Just say random insult in Kansai-ben (Kansai dialect), hopefully it'll be harder for them to find the meaning.

But why do you need to insult that guy in Japanese? I mean, if you don't want him to know the meaning of your insult, you should pick any other less popular language, because Japanese is a kind of popular language. Everyone knows a bit of Japanese. So no matter how hard you try to cover the meaning, that guy will eventually know the meaning in less than 3 days.


----------



## danni-chan

I know he will find the meaning eventually, but three days is enough time for me to find something else to say. Plus, he isn't very good with the internet so it may take him longer then ususal to find it.
I don't want to try any other languages, I get my french, italian and everything else mixed up together as it is.

P.S I am a girl.

What does  Kamatte hoshi kara wazato ijiwaru shiterun desho mean? I tried looking it up, but couldnt find it.
Is there some kind of translator site out there that I can use for phrases like that?


----------



## cheshire

You are trying to catch my eye doing bad things to me, aren't you?
You are intentionally pulling my legs to catch my attention, aren't you?

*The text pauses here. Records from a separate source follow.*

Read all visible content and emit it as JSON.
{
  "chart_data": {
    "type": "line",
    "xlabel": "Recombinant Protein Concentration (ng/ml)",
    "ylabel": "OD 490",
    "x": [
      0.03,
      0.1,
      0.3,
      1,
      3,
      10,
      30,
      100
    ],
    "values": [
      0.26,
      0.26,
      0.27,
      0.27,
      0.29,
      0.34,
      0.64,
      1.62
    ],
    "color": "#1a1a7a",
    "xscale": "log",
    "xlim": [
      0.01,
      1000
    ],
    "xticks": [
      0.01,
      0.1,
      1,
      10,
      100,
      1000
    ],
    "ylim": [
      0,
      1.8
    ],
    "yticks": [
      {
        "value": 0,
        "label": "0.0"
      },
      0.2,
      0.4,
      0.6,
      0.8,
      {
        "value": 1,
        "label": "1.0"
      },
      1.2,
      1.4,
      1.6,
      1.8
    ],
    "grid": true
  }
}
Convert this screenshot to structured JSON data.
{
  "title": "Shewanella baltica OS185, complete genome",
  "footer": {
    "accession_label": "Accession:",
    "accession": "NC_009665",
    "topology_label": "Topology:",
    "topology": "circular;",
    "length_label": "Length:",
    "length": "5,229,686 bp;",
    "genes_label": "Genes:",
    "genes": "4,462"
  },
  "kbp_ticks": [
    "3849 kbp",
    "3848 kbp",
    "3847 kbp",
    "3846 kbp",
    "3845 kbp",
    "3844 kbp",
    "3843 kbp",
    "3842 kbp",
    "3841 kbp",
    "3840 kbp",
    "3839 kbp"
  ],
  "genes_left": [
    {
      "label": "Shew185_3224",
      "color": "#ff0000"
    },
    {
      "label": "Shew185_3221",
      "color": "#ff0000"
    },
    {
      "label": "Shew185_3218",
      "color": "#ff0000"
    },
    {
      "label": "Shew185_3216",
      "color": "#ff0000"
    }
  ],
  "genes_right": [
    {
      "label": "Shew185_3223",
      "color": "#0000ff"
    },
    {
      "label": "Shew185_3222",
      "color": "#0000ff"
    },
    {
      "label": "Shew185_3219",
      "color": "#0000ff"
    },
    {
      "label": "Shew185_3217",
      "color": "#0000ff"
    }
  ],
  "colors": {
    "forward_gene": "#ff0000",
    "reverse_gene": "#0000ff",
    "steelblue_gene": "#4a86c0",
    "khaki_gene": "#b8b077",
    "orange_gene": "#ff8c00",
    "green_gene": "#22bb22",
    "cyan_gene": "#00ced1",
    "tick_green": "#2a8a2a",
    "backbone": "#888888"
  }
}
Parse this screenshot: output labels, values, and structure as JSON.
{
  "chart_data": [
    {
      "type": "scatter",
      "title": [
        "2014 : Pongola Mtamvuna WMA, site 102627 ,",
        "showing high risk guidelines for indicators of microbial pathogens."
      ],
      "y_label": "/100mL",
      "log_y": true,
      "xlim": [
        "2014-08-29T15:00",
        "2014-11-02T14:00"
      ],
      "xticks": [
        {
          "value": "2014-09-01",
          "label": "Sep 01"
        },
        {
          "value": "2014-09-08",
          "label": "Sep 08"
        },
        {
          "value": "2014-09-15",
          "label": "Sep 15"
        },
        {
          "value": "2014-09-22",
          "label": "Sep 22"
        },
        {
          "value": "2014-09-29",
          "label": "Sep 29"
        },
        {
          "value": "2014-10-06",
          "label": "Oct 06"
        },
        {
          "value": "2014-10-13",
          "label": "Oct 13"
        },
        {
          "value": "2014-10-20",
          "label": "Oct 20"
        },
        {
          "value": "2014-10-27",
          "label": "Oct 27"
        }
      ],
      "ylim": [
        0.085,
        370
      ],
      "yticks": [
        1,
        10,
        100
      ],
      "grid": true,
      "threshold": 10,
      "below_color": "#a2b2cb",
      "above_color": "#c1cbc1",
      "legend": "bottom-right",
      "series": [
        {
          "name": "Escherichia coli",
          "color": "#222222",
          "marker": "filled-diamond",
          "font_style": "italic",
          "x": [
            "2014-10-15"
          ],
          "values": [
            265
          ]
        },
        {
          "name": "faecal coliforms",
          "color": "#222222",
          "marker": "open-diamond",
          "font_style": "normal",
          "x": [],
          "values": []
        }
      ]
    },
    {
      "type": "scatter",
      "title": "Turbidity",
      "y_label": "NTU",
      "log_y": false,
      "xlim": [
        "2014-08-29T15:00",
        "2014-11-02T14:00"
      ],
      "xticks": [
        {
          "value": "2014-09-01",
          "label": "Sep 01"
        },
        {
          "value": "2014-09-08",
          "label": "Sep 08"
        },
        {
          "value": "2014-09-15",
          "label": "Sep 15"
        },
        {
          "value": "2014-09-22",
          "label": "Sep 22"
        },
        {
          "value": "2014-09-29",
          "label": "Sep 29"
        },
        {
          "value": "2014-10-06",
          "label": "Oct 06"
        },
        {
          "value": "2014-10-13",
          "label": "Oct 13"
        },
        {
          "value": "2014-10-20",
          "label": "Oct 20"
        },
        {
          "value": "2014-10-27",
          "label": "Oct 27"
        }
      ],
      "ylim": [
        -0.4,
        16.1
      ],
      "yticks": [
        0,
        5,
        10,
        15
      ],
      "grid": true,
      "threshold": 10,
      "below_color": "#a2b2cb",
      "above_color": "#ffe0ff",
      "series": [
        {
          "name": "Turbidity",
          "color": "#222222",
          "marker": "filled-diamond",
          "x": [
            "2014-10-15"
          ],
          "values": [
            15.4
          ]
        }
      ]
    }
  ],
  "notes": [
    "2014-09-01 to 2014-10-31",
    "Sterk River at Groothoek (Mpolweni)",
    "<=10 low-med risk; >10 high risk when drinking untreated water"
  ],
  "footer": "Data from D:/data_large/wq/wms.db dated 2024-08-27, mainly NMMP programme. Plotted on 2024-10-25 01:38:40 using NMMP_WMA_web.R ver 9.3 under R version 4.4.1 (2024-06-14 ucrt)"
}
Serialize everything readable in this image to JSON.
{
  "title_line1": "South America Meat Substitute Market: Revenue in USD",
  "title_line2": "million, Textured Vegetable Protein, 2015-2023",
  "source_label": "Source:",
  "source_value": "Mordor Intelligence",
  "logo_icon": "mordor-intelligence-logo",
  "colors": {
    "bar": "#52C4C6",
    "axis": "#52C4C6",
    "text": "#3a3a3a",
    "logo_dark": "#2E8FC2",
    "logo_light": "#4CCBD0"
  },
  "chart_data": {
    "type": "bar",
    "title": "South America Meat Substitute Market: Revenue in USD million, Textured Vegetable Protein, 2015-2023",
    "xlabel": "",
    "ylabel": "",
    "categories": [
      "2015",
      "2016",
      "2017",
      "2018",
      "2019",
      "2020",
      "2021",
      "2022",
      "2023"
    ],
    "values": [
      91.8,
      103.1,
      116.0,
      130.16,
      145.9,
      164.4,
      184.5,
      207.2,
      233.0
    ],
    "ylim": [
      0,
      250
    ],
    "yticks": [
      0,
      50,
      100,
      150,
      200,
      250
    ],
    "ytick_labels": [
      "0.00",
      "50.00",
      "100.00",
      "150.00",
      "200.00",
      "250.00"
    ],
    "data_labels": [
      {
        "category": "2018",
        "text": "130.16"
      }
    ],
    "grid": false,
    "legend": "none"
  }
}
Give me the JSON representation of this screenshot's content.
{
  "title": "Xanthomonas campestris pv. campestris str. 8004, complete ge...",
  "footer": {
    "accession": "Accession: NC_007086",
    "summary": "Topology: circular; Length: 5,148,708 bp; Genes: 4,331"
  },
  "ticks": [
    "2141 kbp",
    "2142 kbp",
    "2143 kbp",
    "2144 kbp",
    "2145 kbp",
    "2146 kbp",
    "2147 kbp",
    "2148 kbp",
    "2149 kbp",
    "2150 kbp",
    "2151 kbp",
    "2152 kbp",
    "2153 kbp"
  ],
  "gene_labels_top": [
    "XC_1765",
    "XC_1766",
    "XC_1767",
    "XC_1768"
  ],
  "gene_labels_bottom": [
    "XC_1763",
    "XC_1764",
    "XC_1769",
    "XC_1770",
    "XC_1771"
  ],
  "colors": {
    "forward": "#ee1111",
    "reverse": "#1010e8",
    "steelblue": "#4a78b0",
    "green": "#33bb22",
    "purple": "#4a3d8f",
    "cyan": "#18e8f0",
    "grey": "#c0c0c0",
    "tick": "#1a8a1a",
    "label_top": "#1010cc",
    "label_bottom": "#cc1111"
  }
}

I don't know any good translation sites. 

I hope it helps.


----------



## danni-chan

cheshire said:


> You are trying to catch my eye doing bad things to me, aren't you?
> You are intentionally pulling my legs to catch my attention, aren't you?
> 
> I don't know any good translation sites.
> 
> I hope it helps.



It helps  alot. Thanks


----------



## gaer

cheshire said:


> You are trying to catch my eye doing bad things to me, aren't you?
> You are intentionally pulling my legs to catch my attention, aren't you?
> 
> I don't know any good translation sites.
> 
> I hope it helps.


Cheshire, could you write out "Kamatte hoshi kara wazato ijiwaru shiterun desho" in correct kana and kanji?" Perhaps I might understand what this is about then. 

Gaer


----------



## Flaminius

cheshire said:


> 構ってほしいからわざと意地悪してるんでしょう？
> Kamatte hoshi kara wazato ijiwaru shiterun desho



Gaer, right here.


----------



## etudian

By the way, I don't think this sentence (Kamatte hoshii kara wazato ijiwaru shiterun desho) is insulting. A guy bothering someone could even be happy to hear it!


----------



## gaer

Flaminius said:


> Gaer, right here.


Thank you, and Cheshire, I am sorry that I read in such a sloppy manner. I had trouble with "hoshi" (ほしい). But I knew that desho is でしょう.

Romaji is always very difficult for me, but I don't know why I did not notice that the correct Japanese was right there. 

Gaer


----------